California Seizes 1.2 Million Dangerously Untaxed Marijuana Plants

Plus: Seattle businesses embrace private security in response to a police officer shortage, the FDA is set approve "mix and match" booster shots, and more...


Marijuana prohibition has officially ended in California, but you might be forgiven for thinking otherwise given the continued crackdown on grow operations across the state. On Monday, California Attorney General Rob Bonta announced the seizure of 1.2 million illegally cultivated marijuana plants and 180,000 pounds of processed marijuana as part of the state's Campaign Against Marijuana Planting (CAMP) program.

The CAMP program dates back to the "just say no" days of the 1980s. It's been kept alive since the legalization of recreational sales in 2018. Its new target is the marijuana black market that has persisted outside the state's legal, but heavily taxed and regulated, cannabis industry.

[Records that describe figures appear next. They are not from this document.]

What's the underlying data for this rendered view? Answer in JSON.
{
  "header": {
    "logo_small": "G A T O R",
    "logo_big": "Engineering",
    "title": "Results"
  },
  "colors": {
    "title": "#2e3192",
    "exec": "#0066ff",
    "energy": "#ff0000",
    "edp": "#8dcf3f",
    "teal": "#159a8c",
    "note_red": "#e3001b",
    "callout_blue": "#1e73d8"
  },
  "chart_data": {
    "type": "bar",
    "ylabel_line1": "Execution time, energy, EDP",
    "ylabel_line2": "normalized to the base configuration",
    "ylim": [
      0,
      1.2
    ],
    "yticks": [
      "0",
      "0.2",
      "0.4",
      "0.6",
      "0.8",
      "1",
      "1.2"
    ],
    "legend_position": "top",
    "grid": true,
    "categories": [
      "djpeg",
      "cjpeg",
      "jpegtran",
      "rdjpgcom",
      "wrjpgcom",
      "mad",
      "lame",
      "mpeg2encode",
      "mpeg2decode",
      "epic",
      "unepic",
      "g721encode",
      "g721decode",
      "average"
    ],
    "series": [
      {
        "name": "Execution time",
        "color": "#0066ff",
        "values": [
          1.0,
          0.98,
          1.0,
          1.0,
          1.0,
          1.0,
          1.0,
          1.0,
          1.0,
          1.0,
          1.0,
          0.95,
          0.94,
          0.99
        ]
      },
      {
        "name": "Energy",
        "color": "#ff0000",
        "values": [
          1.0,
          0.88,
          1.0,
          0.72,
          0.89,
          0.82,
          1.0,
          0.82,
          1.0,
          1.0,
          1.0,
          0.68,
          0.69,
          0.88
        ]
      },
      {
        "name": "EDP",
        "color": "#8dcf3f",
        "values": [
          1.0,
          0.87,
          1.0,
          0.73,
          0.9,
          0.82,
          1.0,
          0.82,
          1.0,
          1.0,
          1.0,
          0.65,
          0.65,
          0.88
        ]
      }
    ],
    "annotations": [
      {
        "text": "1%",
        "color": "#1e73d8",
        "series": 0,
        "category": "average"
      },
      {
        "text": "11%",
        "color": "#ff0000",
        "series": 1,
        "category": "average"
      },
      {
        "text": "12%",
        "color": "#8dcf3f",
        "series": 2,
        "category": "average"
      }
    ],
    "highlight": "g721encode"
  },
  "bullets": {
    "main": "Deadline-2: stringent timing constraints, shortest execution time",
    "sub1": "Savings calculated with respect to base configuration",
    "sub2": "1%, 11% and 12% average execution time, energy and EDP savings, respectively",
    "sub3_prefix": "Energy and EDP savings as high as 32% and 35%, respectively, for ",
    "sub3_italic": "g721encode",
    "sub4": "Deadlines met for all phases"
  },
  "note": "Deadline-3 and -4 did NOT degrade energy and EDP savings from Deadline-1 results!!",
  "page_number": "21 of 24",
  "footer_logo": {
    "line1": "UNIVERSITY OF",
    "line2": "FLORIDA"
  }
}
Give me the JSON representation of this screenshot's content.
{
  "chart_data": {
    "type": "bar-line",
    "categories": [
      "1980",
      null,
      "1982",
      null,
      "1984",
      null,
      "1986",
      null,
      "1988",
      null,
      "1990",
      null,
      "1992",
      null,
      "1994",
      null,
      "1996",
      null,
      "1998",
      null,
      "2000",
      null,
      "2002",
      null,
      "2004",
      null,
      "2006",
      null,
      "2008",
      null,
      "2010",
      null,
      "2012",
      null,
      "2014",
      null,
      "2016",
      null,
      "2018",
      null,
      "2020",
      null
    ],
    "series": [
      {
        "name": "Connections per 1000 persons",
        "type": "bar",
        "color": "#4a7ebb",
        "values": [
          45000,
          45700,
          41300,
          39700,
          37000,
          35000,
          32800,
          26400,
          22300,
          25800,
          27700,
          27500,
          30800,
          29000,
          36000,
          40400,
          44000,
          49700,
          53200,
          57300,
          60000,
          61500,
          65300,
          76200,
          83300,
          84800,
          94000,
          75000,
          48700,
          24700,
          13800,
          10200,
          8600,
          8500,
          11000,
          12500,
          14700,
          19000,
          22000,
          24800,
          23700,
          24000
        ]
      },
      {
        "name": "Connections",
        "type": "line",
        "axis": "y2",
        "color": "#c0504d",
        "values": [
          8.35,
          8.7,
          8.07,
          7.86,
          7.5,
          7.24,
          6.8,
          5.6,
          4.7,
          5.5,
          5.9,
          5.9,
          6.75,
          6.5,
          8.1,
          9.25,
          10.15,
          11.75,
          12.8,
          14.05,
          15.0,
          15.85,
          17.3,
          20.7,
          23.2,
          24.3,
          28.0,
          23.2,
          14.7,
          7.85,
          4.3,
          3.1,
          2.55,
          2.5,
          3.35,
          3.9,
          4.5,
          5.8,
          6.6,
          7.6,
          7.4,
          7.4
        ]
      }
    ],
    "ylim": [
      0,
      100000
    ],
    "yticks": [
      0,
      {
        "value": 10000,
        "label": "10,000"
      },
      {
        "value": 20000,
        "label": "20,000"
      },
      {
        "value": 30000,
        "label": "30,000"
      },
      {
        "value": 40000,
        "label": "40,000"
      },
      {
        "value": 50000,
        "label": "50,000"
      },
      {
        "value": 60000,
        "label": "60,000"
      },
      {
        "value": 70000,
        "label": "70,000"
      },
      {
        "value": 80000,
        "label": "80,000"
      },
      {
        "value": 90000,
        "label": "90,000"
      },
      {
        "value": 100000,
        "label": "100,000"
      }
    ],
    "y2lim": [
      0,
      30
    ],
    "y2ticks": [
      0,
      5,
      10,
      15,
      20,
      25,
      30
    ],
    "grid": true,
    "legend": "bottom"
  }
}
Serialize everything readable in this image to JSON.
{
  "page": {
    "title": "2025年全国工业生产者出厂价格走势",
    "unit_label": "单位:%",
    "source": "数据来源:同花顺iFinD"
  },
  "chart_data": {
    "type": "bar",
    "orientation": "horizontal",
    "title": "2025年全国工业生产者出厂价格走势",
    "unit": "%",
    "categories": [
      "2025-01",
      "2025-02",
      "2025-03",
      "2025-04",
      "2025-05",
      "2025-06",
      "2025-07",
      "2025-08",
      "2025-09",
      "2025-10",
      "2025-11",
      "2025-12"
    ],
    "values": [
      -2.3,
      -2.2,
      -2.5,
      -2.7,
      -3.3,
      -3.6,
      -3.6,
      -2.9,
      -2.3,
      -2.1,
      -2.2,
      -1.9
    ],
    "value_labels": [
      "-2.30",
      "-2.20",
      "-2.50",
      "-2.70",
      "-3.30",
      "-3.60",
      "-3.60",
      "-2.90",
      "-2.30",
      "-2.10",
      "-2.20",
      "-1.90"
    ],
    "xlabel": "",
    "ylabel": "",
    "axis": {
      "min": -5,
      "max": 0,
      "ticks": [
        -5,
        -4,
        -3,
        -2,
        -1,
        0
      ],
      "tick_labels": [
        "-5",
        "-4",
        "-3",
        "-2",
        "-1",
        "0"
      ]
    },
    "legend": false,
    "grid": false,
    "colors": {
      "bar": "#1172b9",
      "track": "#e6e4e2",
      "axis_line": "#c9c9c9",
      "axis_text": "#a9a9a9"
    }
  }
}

"Illegal and unlicensed marijuana planting is bad for our environment, bad for our economy, and bad for the health and safety of our communities," said Bonta. "From dumping toxic chemicals in our waterways to cheating the state out of millions of tax dollars, illicit marijuana grows have far-reaching impacts and unintended consequences."

A press release from Bonta's office says that this year's seizures were the result of 491 raids conducted by federal, state, and local agencies in 26 counties. In addition to the untaxed marijuana, these operations also netted illegal pesticides and 165 weapons. That's about one gun per every three raids, suggesting the state isn't nabbing a lot of Pablo Escobars.

Despite the herculean effort put into the CAMP program, the black market cannabis industry doesn't appear to be any worse for wear. In fact, these raids are bringing in an increasing amount of dangerously untaxed marijuana each year.

In 2020, CAMP operations seized 1.1 million illegal marijuana plants. That's up from just under 1 million plants seized in 2019, and well above the 614,267 plants taken in 2018, reports the Sacramento Bee.

If the CAMP program were an effective means of eliminating a marijuana black market, one would expect the number of plants seized to be going down, not up.

Indeed, just as a black market existed under the state's formal, blanket ban on marijuana, illegal grow operations are likely going to continue in the new post-prohibition regime. That'll be true as long as these growers can undercut the prices of the formal cannabis economy, with all its red tape and taxes. Because this is California, land use regulations and confusing licensing regimes often make it difficult for budding entrepreneurs to enter this heavily regulated legal market in the first place.

It doesn't look like state officials are rushing to deregulate the cannabis industry any time soon. Bonta said that he is launching a six-month review of the CAMP program. But that review is to refocus the state's efforts on addressing "the environmental, labor, and economic impacts of illegal cultivation."


A shortage of police officers in Seattle is leading the city's business leaders to embrace private security. Over the weekend, local ABC News Radio affiliate KOMO News reported that the Downtown Seattle Association, a business group, has called on the city to use federal COVID-19 relief money to subsidize their rising private security costs.

Business owners say they have had to spend more on private security guards to cope with the downstream effects of a staffing shortage at the Seattle Police Department (SPD). The Seattle Times reports that a lack of police officers has resulted in SPD dispatching detectives and non-patrol officers to respond to emergency calls.

Demands for federal subsidies will please no free marketer. The DSA's proposal nevertheless has a certain element of accidental libertarianism to it. In effect, these downtown businesses are asking for the city to pick up the tab for a partial privatization of policing that's already occurred.

The proposal's gotten a mixed reception from Seattle politicians. Bruce Harwell, former city council president, told KOMO News that it could be a good temporary stopgap measure, but a longer-term solution would need to involve more police funding. Lorena Gonzalez, the city council's current president, said the idea might violate the Washington Constitution's gift clause—which generally prohibits subsidies to specific businesses.

Ironically enough, Seattle's other recent experiment in radical policing alternatives—the short-lived Capitol Hill Occupied Protest or CHOP—also ran into gift clause complaints. Businesses and residents near CHOP sued the city government, arguing its ceding of public roads and parks to this (poorly) self-governed leftist street commune also amounted to an illegal public gift to private interests.

Rather than devote federal funds to subsidizing private security, perhaps Seattle could give downtown businesses a break on the taxes they pay for public safety services that are purportedly not being delivered.


The Food and Drug Administration (FDA) is set to allow "mix and match" vaccine booster shots. On Wednesday, the agency is expected to announce that people who have received one type of vaccine can get a booster shot of a different type of vaccine, reports the Washington Post.

The federal government will only cover the costs of a mixed booster shot if it's approved by the FDA, reports The New York Times.

But as economist Tyler Cowen notes at Marginal Revolution, people have been topping off their t-cells without the agency's approval already.